A 12 year old female child was admitted with generalized convulsions.
Following recovery, she developed loss of speech, loss of vision and
mental obtundation. She also had gradually increasing severe pin-prick
like pain in lower limbs, right more than left, for last 2 months. She was
a known case of nephrotic syndrome, diagnosed 5 years back and had been
treated from elsewhere irregularly with long continued steroids at varying
doses without remission. Her mid-thigh circumference 5 cm above knee joint
was 26 cm (right) and 28 cm (left). The femoral pulse volumes were feeble,
the right more than the left. There was a discernible temperature
difference between the right lower limb and other parts of the body. The
blood pressure in both upper limbs was160/100mmHg. It was 104/50 mm Hg in
right lower limb and 168/132 mm Hg in the left lower limb. There were a few
ulcerative lesions over both thighs. The skin over the right lower limb
was thin, atrophic and shiny with loss of hair. Hemoglobin, leucocyte and
platlet count and erythroytic sedimentation rate, and cerebrospinal fluid
were non-contributory. Urinalysis showed an albuminuria of ++++, plenty of
red cells and pus cells 5-8/HPF. Sera for ANA, anti dsDNA, pANCA, cANCA,
APLA (IgG&IgM) and HBsAg were non-reactive. There was gross derangement in
lipid profile. Both her parents had normal lipid profile.
CECT brain revealed venous infarct in right cerebellar
hemisphere and right temporoparietal cortex. Color doppler study of lower
limbs revealed extensive atherosclerotic plaque of both lower limbs with
vascular compromise, right more than the left. All arteries in the lower
limbs, extending from abdominal aorta to dorsalis pedis showed features of
gross atherosclerotic changes. No feature suggestive of deep venous
thrombosis was detected. Angiography of abdominal aorta and lower limb
vessels corroborated the doppler findings. It also revealed a large
aneurysm at the bifurcation of the common iliac vessels (Fig. I).

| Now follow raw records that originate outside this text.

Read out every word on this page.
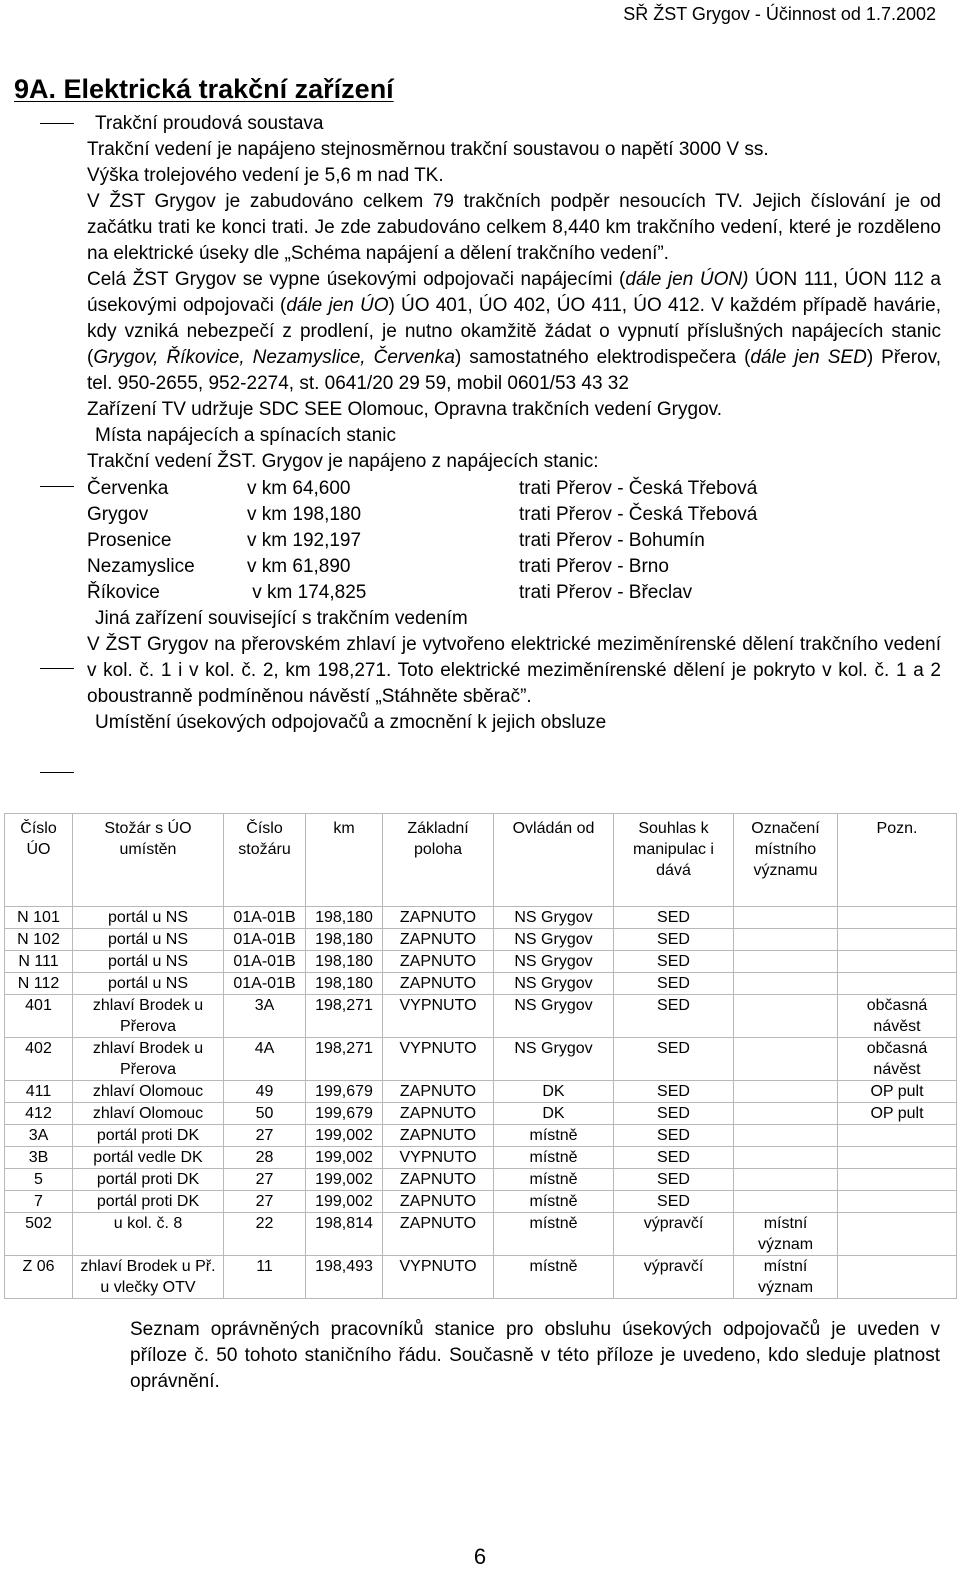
SŘ ŽST Grygov - Účinnost od 1.7.2002
9A. Elektrická trakční zařízení

Trakční proudová soustava

Trakční vedení je napájeno stejnosměrnou trakční soustavou o napětí 3000 V ss.

Výška trolejového vedení je 5,6 m nad TK.

V ŽST Grygov je zabudováno celkem 79 trakčních podpěr nesoucích TV. Jejich číslování je od začátku trati ke konci trati. Je zde zabudováno celkem 8,440 km trakčního vedení, které je rozděleno na elektrické úseky dle „Schéma napájení a dělení trakčního vedení”.

Celá ŽST Grygov se vypne úsekovými odpojovači napájecími (dále jen ÚON) ÚON 111, ÚON 112 a úsekovými odpojovači (dále jen ÚO) ÚO 401, ÚO 402, ÚO 411, ÚO 412. V každém případě havárie, kdy vzniká nebezpečí z prodlení, je nutno okamžitě žádat o vypnutí příslušných napájecích stanic (Grygov, Říkovice, Nezamyslice, Červenka) samostatného elektrodispečera (dále jen SED) Přerov, tel. 950-2655, 952-2274, st. 0641/20 29 59, mobil 0601/53 43 32

Zařízení TV udržuje SDC SEE Olomouc, Opravna trakčních vedení Grygov.

Místa napájecích a spínacích stanic

Trakční vedení ŽST. Grygov je napájeno z napájecích stanic:

Červenka	v km 64,600	trati Přerov - Česká Třebová
Grygov	v km 198,180	trati Přerov - Česká Třebová
Prosenice	v km 192,197	trati Přerov - Bohumín
Nezamyslice	v km 61,890	trati Přerov - Brno
Říkovice	v km 174,825	trati Přerov - Břeclav

Jiná zařízení související s trakčním vedením

V ŽST Grygov na přerovském zhlaví je vytvořeno elektrické meziměnírenské dělení trakčního vedení v kol. č. 1 i v kol. č. 2, km 198,271. Toto elektrické meziměnírenské dělení je pokryto v kol. č. 1 a 2 oboustranně podmíněnou návěstí „Stáhněte sběrač”.

Umístění úsekových odpojovačů a zmocnění k jejich obsluze

Číslo ÚO	Stožár s ÚO umístěn	Číslo stožáru	km	Základní poloha	Ovládán od	Souhlas k manipulac i dává	Označení místního významu	Pozn.
N 101	portál u NS	01A-01B	198,180	ZAPNUTO	NS Grygov	SED		
N 102	portál u NS	01A-01B	198,180	ZAPNUTO	NS Grygov	SED		
N 111	portál u NS	01A-01B	198,180	ZAPNUTO	NS Grygov	SED		
N 112	portál u NS	01A-01B	198,180	ZAPNUTO	NS Grygov	SED		
401	zhlaví Brodek u Přerova	3A	198,271	VYPNUTO	NS Grygov	SED		občasná návěst
402	zhlaví Brodek u Přerova	4A	198,271	VYPNUTO	NS Grygov	SED		občasná návěst
411	zhlaví Olomouc	49	199,679	ZAPNUTO	DK	SED		OP pult
412	zhlaví Olomouc	50	199,679	ZAPNUTO	DK	SED		OP pult
3A	portál proti DK	27	199,002	ZAPNUTO	místně	SED		
3B	portál vedle DK	28	199,002	VYPNUTO	místně	SED		
5	portál proti DK	27	199,002	ZAPNUTO	místně	SED		
7	portál proti DK	27	199,002	ZAPNUTO	místně	SED		
502	u kol. č. 8	22	198,814	ZAPNUTO	místně	výpravčí	místní význam	
Z 06	zhlaví Brodek u Př. u vlečky OTV	11	198,493	VYPNUTO	místně	výpravčí	místní význam	
Seznam oprávněných pracovníků stanice pro obsluhu úsekových odpojovačů je uveden v příloze č. 50 tohoto staničního řádu. Současně v této příloze je uvedeno, kdo sleduje platnost oprávnění.
6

Angiography of coronary arteries was within normal limits. Renal biopsy
suggested advanced stage of focal segmental glomerulosclerosis (FSGS).
 |
Fig.1 Angiography of lower limb vessels
showing atherosclerotic obstruction and aneurysm formation (black
arrow) |
There are a few case reports of premature coronary
atherosclerosis in steroid resistant nephrotic syndrome in children [1,2].
But, atherosclerotic blockage of limb vessels in a child with nephrotic
syndrome has not been reported before. Diagnosis was more in favour of
atherosclerosis of lower limb vessels rather than thrombotic episode
because she had symptoms relating to the vascular insufficiency in lower
limbs for more than two months before presenting to us. There were also
skin lesions suggesting chronic vascular insufficiency. Moreover, aneurysm
formation is more likely to be associated with atherosclerotic vascular
insufficiency rather than thrombosis. Both Doppler USG and angiography
were in favour of atherosclerosis. Hyperlipidemia is an integral component
of nephrotic syndrome [3] but the long term implications of this fact in
children is not known. The role of statins needs to be explored [4,5].
Reference
1. Kallen RJ, Brynes RK, Aronson AJ, Lichtig C, Spargo
BH. Premature coronary atherosclerosis in a 5-year-old with
corticosteroid-refractory nephrotic syndrome. Am J Dis Child.
1977;131:976-80.
2. Hopp L, Gilboa N, Kurland G, Weichler N, Orchard TJ.
Acute myocardial infarction in a young boy with nephrotic syndrome: a case
report and review of the literature. Pediatr Nephrol. 1994;8:290-4
3. KuŸma E, Roszkowska-Blaim M. Lipids abnormalities in
children with refractory nephrotic proteinuria [Article in Polish] Przegl
Lek. 2006;63: Suppl 3:201-4.
4. Sanjad SA, al-Abbad A, al-Shorafa S. Management of
hyperlipidemia in children with refractory nephrotic syndrome: the effect
of statin therapy. J Pediatr. 1997;130:470-4.
5. Querfeld U. Should hyperlipidemia in children with
the nephrotic syndrome be treated? Pediatr Nephrol. 1999;13:77-84.